Originally posted by tracehd1
How much evidence does 1 person need to show them 911 was an inside job? I cannot believe there are still people out there that blame BL and the middle Out of all the evidence building 7 screams inside.... anyways.. here's how al Q came to be...

So a 2005 Wayne Madsden article on a Muslim apologist Conspiracy site saying Al Qaida was once a database name nullifies the existence of bin Laden AQ operative network?

How about a Muslim source? Al Ahram Weekly, Jan 2-8 2003, edition outlined how in April 2002, the group assumed the name Qa'idat al-Jihad, which means

"the base of Jihad" "...apparently as a result of the merger of the overseas branch of Egypt's al-Jihad (EIJ) group, led by Ayman El-Zawahiri, with the groups Bin Laden brought under his control after his return to Afghanistan in the mid-1990s."

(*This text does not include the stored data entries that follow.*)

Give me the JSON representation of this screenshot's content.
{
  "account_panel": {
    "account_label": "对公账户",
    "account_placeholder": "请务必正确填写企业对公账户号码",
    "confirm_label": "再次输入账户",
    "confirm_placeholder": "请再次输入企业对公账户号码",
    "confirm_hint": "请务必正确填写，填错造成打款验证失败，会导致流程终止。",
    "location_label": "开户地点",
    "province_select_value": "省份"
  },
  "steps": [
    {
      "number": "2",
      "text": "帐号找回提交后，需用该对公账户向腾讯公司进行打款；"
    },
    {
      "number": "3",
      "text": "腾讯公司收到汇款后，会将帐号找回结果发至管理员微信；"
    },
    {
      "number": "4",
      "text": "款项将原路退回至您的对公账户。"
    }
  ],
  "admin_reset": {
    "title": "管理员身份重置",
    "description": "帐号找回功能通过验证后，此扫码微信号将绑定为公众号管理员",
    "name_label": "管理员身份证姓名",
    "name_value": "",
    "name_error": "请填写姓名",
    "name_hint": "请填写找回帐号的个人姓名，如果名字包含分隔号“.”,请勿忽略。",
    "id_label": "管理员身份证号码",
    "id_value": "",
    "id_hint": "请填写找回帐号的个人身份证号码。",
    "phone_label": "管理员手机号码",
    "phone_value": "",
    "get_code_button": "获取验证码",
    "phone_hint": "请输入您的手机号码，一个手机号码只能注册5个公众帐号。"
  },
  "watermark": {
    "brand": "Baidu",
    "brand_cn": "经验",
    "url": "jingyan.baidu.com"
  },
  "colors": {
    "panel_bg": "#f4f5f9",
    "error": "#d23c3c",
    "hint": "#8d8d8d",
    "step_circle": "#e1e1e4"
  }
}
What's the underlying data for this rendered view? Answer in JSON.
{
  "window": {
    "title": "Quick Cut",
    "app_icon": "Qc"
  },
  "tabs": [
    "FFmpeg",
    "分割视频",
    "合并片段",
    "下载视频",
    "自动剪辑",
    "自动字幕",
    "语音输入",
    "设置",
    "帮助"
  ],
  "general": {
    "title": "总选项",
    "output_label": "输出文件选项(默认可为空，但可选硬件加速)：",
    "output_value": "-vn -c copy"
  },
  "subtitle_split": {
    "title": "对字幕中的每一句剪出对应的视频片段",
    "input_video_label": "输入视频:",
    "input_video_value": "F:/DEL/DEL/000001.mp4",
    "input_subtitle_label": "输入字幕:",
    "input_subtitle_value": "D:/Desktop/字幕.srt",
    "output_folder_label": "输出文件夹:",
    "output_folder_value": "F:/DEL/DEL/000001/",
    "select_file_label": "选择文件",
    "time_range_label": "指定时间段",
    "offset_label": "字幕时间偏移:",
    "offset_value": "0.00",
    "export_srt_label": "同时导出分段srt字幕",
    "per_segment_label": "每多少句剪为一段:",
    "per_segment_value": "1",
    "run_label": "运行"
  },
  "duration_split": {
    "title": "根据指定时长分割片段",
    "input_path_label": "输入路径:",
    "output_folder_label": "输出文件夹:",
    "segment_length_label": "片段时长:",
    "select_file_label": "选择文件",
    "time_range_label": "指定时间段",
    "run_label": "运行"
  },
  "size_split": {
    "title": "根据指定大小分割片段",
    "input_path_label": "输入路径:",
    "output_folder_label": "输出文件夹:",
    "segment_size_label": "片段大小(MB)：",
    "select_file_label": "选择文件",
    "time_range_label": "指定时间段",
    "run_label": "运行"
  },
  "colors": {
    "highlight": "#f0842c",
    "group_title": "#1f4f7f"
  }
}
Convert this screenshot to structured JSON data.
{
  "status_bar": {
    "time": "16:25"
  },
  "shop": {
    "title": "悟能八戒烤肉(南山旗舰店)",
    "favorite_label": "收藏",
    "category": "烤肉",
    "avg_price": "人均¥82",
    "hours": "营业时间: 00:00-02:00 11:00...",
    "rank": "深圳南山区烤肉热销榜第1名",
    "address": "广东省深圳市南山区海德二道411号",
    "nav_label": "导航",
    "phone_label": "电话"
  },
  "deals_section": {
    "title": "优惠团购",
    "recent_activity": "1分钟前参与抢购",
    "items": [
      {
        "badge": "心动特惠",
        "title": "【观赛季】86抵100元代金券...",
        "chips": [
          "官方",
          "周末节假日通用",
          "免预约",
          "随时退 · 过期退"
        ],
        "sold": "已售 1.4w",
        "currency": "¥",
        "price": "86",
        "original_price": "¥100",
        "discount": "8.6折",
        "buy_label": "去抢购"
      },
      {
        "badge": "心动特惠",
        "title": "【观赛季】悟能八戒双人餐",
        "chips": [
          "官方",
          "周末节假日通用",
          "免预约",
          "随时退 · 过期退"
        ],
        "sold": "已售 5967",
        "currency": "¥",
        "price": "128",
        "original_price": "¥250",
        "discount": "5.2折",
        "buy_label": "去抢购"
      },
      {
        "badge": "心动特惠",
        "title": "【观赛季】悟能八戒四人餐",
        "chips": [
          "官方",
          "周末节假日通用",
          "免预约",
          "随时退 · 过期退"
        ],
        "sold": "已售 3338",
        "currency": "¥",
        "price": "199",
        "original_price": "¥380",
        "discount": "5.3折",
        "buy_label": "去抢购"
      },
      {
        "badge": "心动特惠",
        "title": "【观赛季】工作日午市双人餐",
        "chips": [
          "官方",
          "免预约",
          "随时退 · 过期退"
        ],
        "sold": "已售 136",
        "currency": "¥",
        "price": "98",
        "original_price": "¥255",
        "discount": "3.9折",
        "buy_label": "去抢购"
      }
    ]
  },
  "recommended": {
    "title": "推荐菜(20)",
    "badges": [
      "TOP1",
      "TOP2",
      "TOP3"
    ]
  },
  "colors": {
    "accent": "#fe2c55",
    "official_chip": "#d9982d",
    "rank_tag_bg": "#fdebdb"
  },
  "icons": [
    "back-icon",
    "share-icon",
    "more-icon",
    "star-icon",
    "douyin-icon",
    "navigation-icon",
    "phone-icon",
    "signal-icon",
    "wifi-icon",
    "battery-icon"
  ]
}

Millions of Muslims seem to think the organization Zawahiri now leads after assuming leadership from bin Laden actually exists.

Your source websites offer a lot of pseudo-evidence 9/11 was an inside job. Unfortunatley countering them are independently gathered millions of pages of documentation, intelligence analysis from maybe 100 counties (half Muslim), testimony, witnesses, confessions, that indicate otherwise.

Conspiracy sites are often, to put it mildly, misinformed and carry an awful lot of agenda driven disinformation.

Because somebody typed something doesn't make it true.


[edit on 16-8-2009 by mmiichael]

posted on Aug, 27 2009 @ 08:18 AM
The British amateur terror trackers: A case study in dubious politics

26 August 2009

Investigations by Spinwatch reveal that a group of freelance terror trackers who promote stories about the threat from violent Islamists have been involved in exaggerating and even fabricating such stories, which they then comment on in the national press and on network television and radio. The group – which has now fallen apart – was centred on freelance spy Glen Jenvey and Conservative Party member Dominic Wightman, who uses the pseudonym 'Whiteman'.
The barrage of stories from official sources and from terror 'experts' suggesting that Britain is under serious and extensive threat from Islamists and that Islam as a religion is particularly prone to extremism has been boosted by some stories that have little basis in fact. These have included:
An alleged attempt to plant a story about terrorist grannies planning to blow themselves up in British supermarkets
An attempt to suggest – quite falsely - that campaigners against the Israeli attack on Gaza were actually planning to target British Jews
The creation of a fake allegedly Islamist website in a bid to entrap suspects.
Spying on Tamil activists in the UK.
A fraudulent fundraising effort in the 1980s which was claimed to be to aid the African National Congress
The group behind these stories – Vigil – is a convenient label for a number of people who are linked on the one hand to elements of the British far right and on the other to networks of neoconservative ideologues in the US and UK seeking to exploit the genuine threat faced by UK citizens - Muslim and non Muslim alike. In this case behind the anodyne label of 'terror expert' there is a story including alleged spying, deception, fraud, assault, and a falling out over money.
The case also highlights:

The controversial newsgathering techniques of The Sun newspaper, currently facing legal questions over its reporting of the alleged terror experts' testimony

the ease with which alleged terror experts can gains access to the most prestigious British broadcasting outlets such as Radio Four and BBC Newsnight

The use of the internet for employing the traditional arts of the agent provocateur including surveillance and virtual stings

The role of the blogosphere in investigating and revealing the use of fake identities - 'sockpuppets' in internet jargon

posted on May, 2 2011 @ 02:31 PM
Thought I would give this OLD thread a bump as it seems quite appropriate. The video in the OP exposes many of the myths about Al Queda. I revisited the thread today. I recommend people have a look at the video. May just help clear up some questions.

posted on May, 2 2011 @ 05:04 PM
It depends on your idea of alquaeda. As an organisation, under the control of America, sponsored by money in part funnled through the ISI, Alqaeda does exist indeed. The alqaeda presented in the media does not exist.